Se asomó ya quince minutos
transcurrido el viaje, vi su mano tomada del pasamanos, quise
ver de quién era, pero otro cuerpo se interponía. No me importó, me
detuve en esa visión y comencé a imaginar.
Una mano. Un anillo. Una pulsera.
Una mano de valkiria pensé.
Se movía apretando y soltando
ese hierro horizontal, los dedos inquietos tocaban botones de luces
que no se prendían. El anillo giraba en ese dedo más chico y otro
lo llevaba a su lugar.

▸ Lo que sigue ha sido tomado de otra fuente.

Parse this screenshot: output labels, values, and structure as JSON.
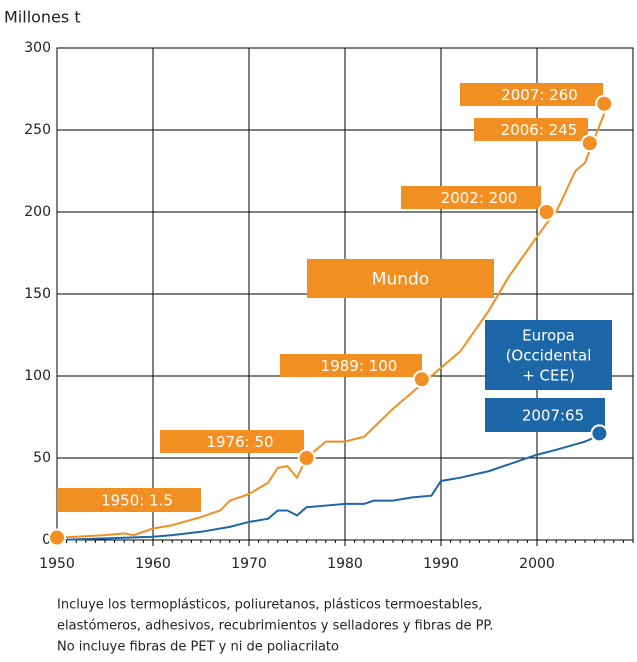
{
  "chart_data": {
    "type": "line",
    "y_label": "Millones  t",
    "xlim": [
      1950,
      2010
    ],
    "xticks": [
      1950,
      1960,
      1970,
      1980,
      1990,
      2000
    ],
    "ylim": [
      0,
      300
    ],
    "yticks": [
      0,
      50,
      100,
      150,
      200,
      250,
      300
    ],
    "grid": true,
    "series": [
      {
        "name": "Mundo",
        "color": "#f18f22",
        "x": [
          1950,
          1952,
          1955,
          1957,
          1958,
          1960,
          1962,
          1965,
          1967,
          1968,
          1970,
          1972,
          1973,
          1974,
          1975,
          1976,
          1978,
          1980,
          1982,
          1985,
          1987,
          1989,
          1990,
          1992,
          1995,
          1997,
          2000,
          2001,
          2002,
          2004,
          2005,
          2006,
          2007
        ],
        "values": [
          1.5,
          2,
          3,
          4,
          3,
          7,
          9,
          14,
          18,
          24,
          28,
          35,
          44,
          45,
          38,
          50,
          60,
          60,
          63,
          80,
          90,
          100,
          105,
          115,
          140,
          160,
          185,
          193,
          200,
          225,
          230,
          245,
          260
        ]
      },
      {
        "name": "Europa (Occidental + CEE)",
        "color": "#1c67a8",
        "x": [
          1950,
          1955,
          1960,
          1962,
          1965,
          1968,
          1970,
          1972,
          1973,
          1974,
          1975,
          1976,
          1978,
          1980,
          1982,
          1983,
          1985,
          1987,
          1989,
          1990,
          1992,
          1995,
          1997,
          2000,
          2002,
          2005,
          2007
        ],
        "values": [
          0,
          1,
          2,
          3,
          5,
          8,
          11,
          13,
          18,
          18,
          15,
          20,
          21,
          22,
          22,
          24,
          24,
          26,
          27,
          36,
          38,
          42,
          46,
          52,
          55,
          60,
          65
        ]
      }
    ],
    "annotations": [
      {
        "label": "1950: 1.5",
        "x": 1950,
        "y": 1.5,
        "color": "#f18f22"
      },
      {
        "label": "1976: 50",
        "x": 1976,
        "y": 50,
        "color": "#f18f22"
      },
      {
        "label": "1989: 100",
        "x": 1988,
        "y": 98,
        "color": "#f18f22"
      },
      {
        "label": "2002: 200",
        "x": 2001,
        "y": 200,
        "color": "#f18f22"
      },
      {
        "label": "2006: 245",
        "x": 2005.5,
        "y": 242,
        "color": "#f18f22"
      },
      {
        "label": "2007: 260",
        "x": 2007,
        "y": 266,
        "color": "#f18f22"
      },
      {
        "label": "2007:65",
        "x": 2006.5,
        "y": 65,
        "color": "#1c67a8"
      }
    ],
    "series_labels": [
      {
        "lines": [
          "Mundo"
        ],
        "color": "#f18f22"
      },
      {
        "lines": [
          "Europa",
          "(Occidental",
          "+ CEE)"
        ],
        "color": "#1c67a8"
      }
    ],
    "footnote": [
      "Incluye los termoplásticos, poliuretanos, plásticos termoestables,",
      "elastómeros, adhesivos, recubrimientos y selladores y fibras de PP.",
      "No incluye fibras de PET y  ni de poliacrilato"
    ]
  }
}
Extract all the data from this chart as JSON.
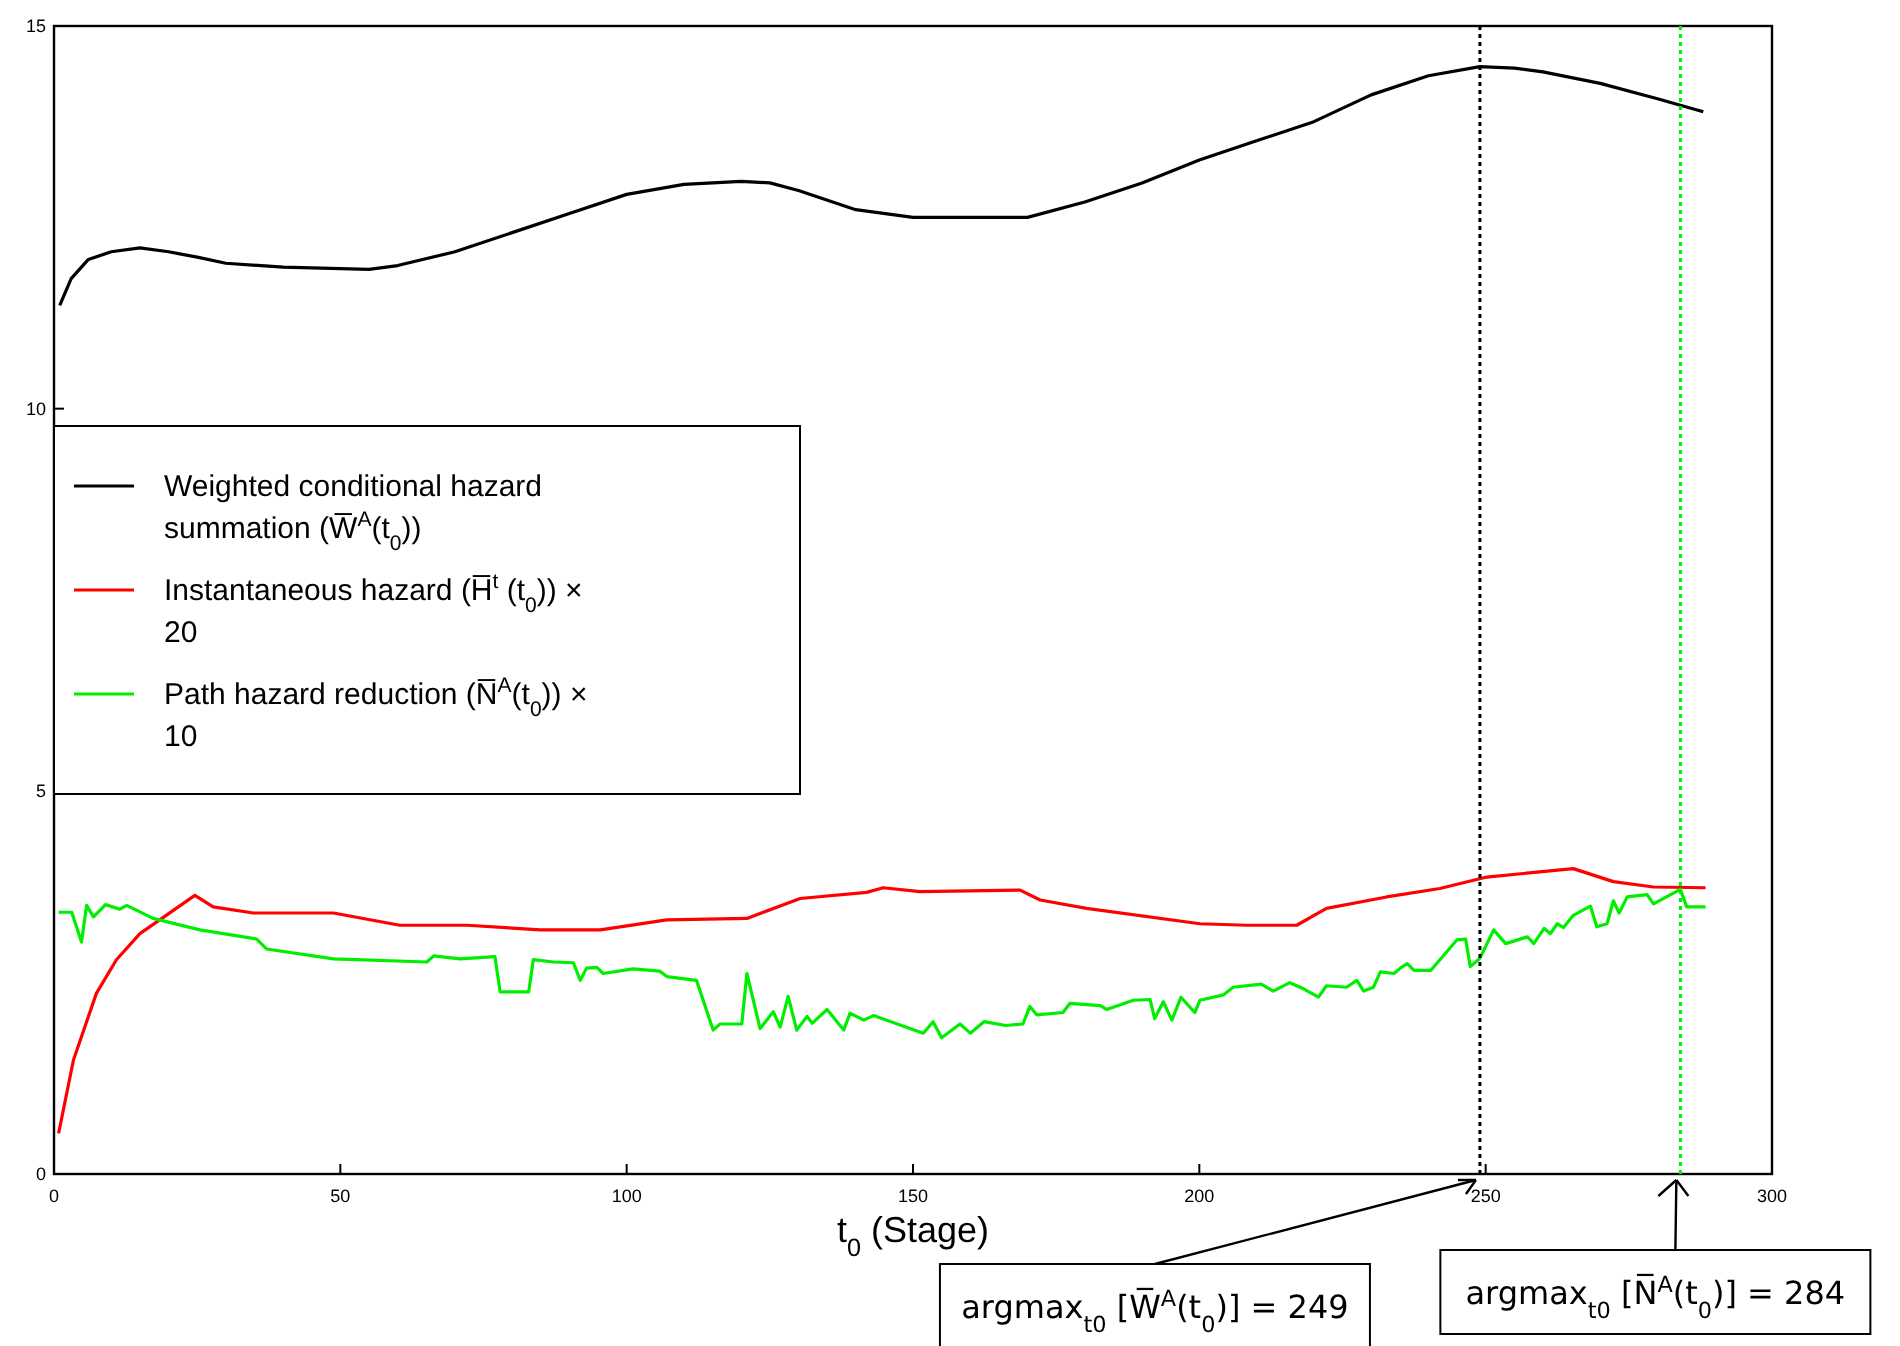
{
  "chart_data": {
    "type": "line",
    "xlabel": "t$_{0}$ (Stage)",
    "xlim": [
      0,
      300
    ],
    "xticks": [
      0,
      50,
      100,
      150,
      200,
      250,
      300
    ],
    "ylim": [
      0,
      15
    ],
    "yticks": [
      0,
      5,
      10,
      15
    ],
    "grid": false,
    "legend": "left",
    "marker": "none",
    "line_style": "solid",
    "series": [
      {
        "name": "Weighted conditional hazard summation (W̅$^{A}$(t$_{0}$))",
        "color": "#000000",
        "x": [
          1,
          3,
          6,
          10,
          15,
          20,
          25,
          30,
          40,
          50,
          55,
          60,
          70,
          80,
          90,
          100,
          110,
          120,
          125,
          130,
          140,
          150,
          155,
          170,
          180,
          190,
          200,
          210,
          220,
          230,
          240,
          249,
          255,
          260,
          270,
          280,
          288
        ],
        "values": [
          11.35,
          11.7,
          11.95,
          12.05,
          12.1,
          12.05,
          11.98,
          11.9,
          11.85,
          11.83,
          11.82,
          11.87,
          12.05,
          12.3,
          12.55,
          12.8,
          12.93,
          12.97,
          12.95,
          12.85,
          12.6,
          12.5,
          12.5,
          12.5,
          12.7,
          12.95,
          13.25,
          13.5,
          13.75,
          14.1,
          14.35,
          14.47,
          14.45,
          14.4,
          14.25,
          14.05,
          13.88
        ]
      },
      {
        "name": "Instantaneous hazard (H̅$^{t}$ (t$_{0}$)) × 20",
        "color": "#ff0000",
        "x": [
          0.8,
          3.4,
          7.4,
          10.9,
          15,
          24.6,
          27.8,
          34.8,
          48.8,
          60.4,
          72.1,
          84.9,
          95.4,
          107,
          121,
          130.3,
          141.9,
          144.8,
          151.2,
          168.7,
          172.2,
          180.3,
          200.1,
          208.3,
          217,
          222.2,
          232.7,
          242,
          250.2,
          265.3,
          272.3,
          279.3,
          288.4
        ],
        "values": [
          0.53,
          1.49,
          2.36,
          2.8,
          3.14,
          3.64,
          3.49,
          3.41,
          3.41,
          3.25,
          3.25,
          3.19,
          3.19,
          3.32,
          3.34,
          3.6,
          3.68,
          3.74,
          3.69,
          3.71,
          3.58,
          3.47,
          3.27,
          3.25,
          3.25,
          3.47,
          3.62,
          3.73,
          3.88,
          3.99,
          3.82,
          3.75,
          3.74
        ]
      },
      {
        "name": "Path hazard reduction (N̅$^{A}$(t$_{0}$)) × 10",
        "color": "#00ee00",
        "x": [
          0.8,
          3.1,
          4.8,
          5.7,
          6.9,
          9,
          11.5,
          12.7,
          17.3,
          25.5,
          35.4,
          37.1,
          48.8,
          65.1,
          66.3,
          70.9,
          77,
          77.9,
          82.9,
          83.7,
          87.2,
          90.7,
          91.9,
          93,
          94.8,
          95.9,
          101.1,
          105.8,
          107,
          112.2,
          115.1,
          116.3,
          120.1,
          121,
          123.3,
          125.6,
          126.8,
          128.2,
          129.7,
          131.5,
          132.4,
          135,
          137.9,
          139,
          141.4,
          143.1,
          151.8,
          153.5,
          155,
          158.2,
          160,
          162.4,
          166.2,
          169.2,
          170.4,
          171.6,
          176.2,
          177.4,
          182.7,
          183.8,
          188.5,
          191.4,
          192.2,
          193.7,
          195.2,
          196.8,
          199.2,
          200.1,
          204.2,
          205.9,
          210.8,
          212.9,
          215.8,
          218.2,
          220.8,
          222.2,
          225.7,
          227.5,
          228.7,
          230.4,
          231.6,
          234,
          235.1,
          236.3,
          237.5,
          240.4,
          245,
          246.5,
          247.3,
          249,
          251.4,
          253.5,
          257.3,
          258.4,
          260.2,
          261.3,
          262.5,
          263.6,
          265.3,
          268.3,
          269.4,
          271.2,
          272.3,
          273.3,
          274.7,
          278.2,
          279.3,
          284,
          285.1,
          288.4
        ],
        "values": [
          3.42,
          3.42,
          3.03,
          3.51,
          3.36,
          3.52,
          3.46,
          3.51,
          3.34,
          3.19,
          3.07,
          2.94,
          2.81,
          2.77,
          2.85,
          2.81,
          2.84,
          2.38,
          2.38,
          2.8,
          2.77,
          2.76,
          2.53,
          2.69,
          2.7,
          2.62,
          2.68,
          2.65,
          2.58,
          2.53,
          1.88,
          1.96,
          1.96,
          2.62,
          1.9,
          2.12,
          1.92,
          2.32,
          1.88,
          2.06,
          1.97,
          2.15,
          1.88,
          2.1,
          2.01,
          2.07,
          1.84,
          1.99,
          1.78,
          1.96,
          1.84,
          1.99,
          1.94,
          1.96,
          2.19,
          2.08,
          2.11,
          2.23,
          2.2,
          2.15,
          2.27,
          2.28,
          2.03,
          2.25,
          2.01,
          2.31,
          2.11,
          2.27,
          2.34,
          2.44,
          2.48,
          2.39,
          2.5,
          2.42,
          2.31,
          2.46,
          2.44,
          2.53,
          2.39,
          2.44,
          2.64,
          2.62,
          2.69,
          2.75,
          2.66,
          2.66,
          3.06,
          3.07,
          2.71,
          2.82,
          3.19,
          3.01,
          3.1,
          3.01,
          3.21,
          3.14,
          3.27,
          3.22,
          3.38,
          3.5,
          3.23,
          3.27,
          3.57,
          3.41,
          3.62,
          3.65,
          3.53,
          3.72,
          3.49,
          3.49
        ]
      }
    ],
    "ref_lines": [
      {
        "axis": "x",
        "value": 249,
        "label": "argmax$_{t0}$ [W̅$^{A}$(t$_{0}$)] = 249",
        "color": "#000000",
        "line_style": "dotted"
      },
      {
        "axis": "x",
        "value": 284,
        "label": "argmax$_{t0}$ [N̅$^{A}$(t$_{0}$)] = 284",
        "color": "#00ee00",
        "line_style": "dotted"
      }
    ]
  }
}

La pulsera se hamacaba llevando duendes con
un vaivén soñador.
Por un instante todo desapareció
y me sentí inútil para averiguar qué se hizo.
Pero volvió y se tranquilizó
todo mi ser, mis ojos fueron al paisaje rápido de la ventanilla abierta.
Un aire fresco acariciaba mi rostro y cerré mis ojos en visiones guerreras.
Ya nada se interponía cuando los abrí, su pelo desparramaba diabluras
en una cara seria sin sonrisas, el gesto adusto, el ceño fruncido.
Se movía inquieta cuando la gente
en movimiento pasaba rozándola queriendo o sin querer.
La correa de un bolso cruzada
sobre su pecho aumentaba imágenes de desniveles ocultos.
La mano aún inquieta iba a su
rostro, a su pecho, a la camisa en su cintura y largo rato se detuvo
en su pelo, por un momento su mano fue mi mano, fue cuando nuestros
ojos se encontraron: uno, tres, cinco, diez segundos, un infierno
de tiempo encerrado en el ómnibus repleto.
Me moví en el asiento, incómodo
en ese tiempo, un gordo a mi lado bufaba calorías y las miradas se
perdieron en el mismo mundo con conceptos distintos en la mente.
Los ojos errantes volvían a encontrarse
con silenciosas palabras y ya la de ella, ya la mía, iban a rincones
distintos.
Volví a la mano ya serena donde
se concentraba todo lo pensado. Mis labios formaron una sonrisa cuando
frunció su boca en mirada sostenida, noté entonces que llegaba a destino,
me levanté, pasé detrás de ella sin rozarla por supuesto, y me despedí
con un pensamiento que censuré en instantes.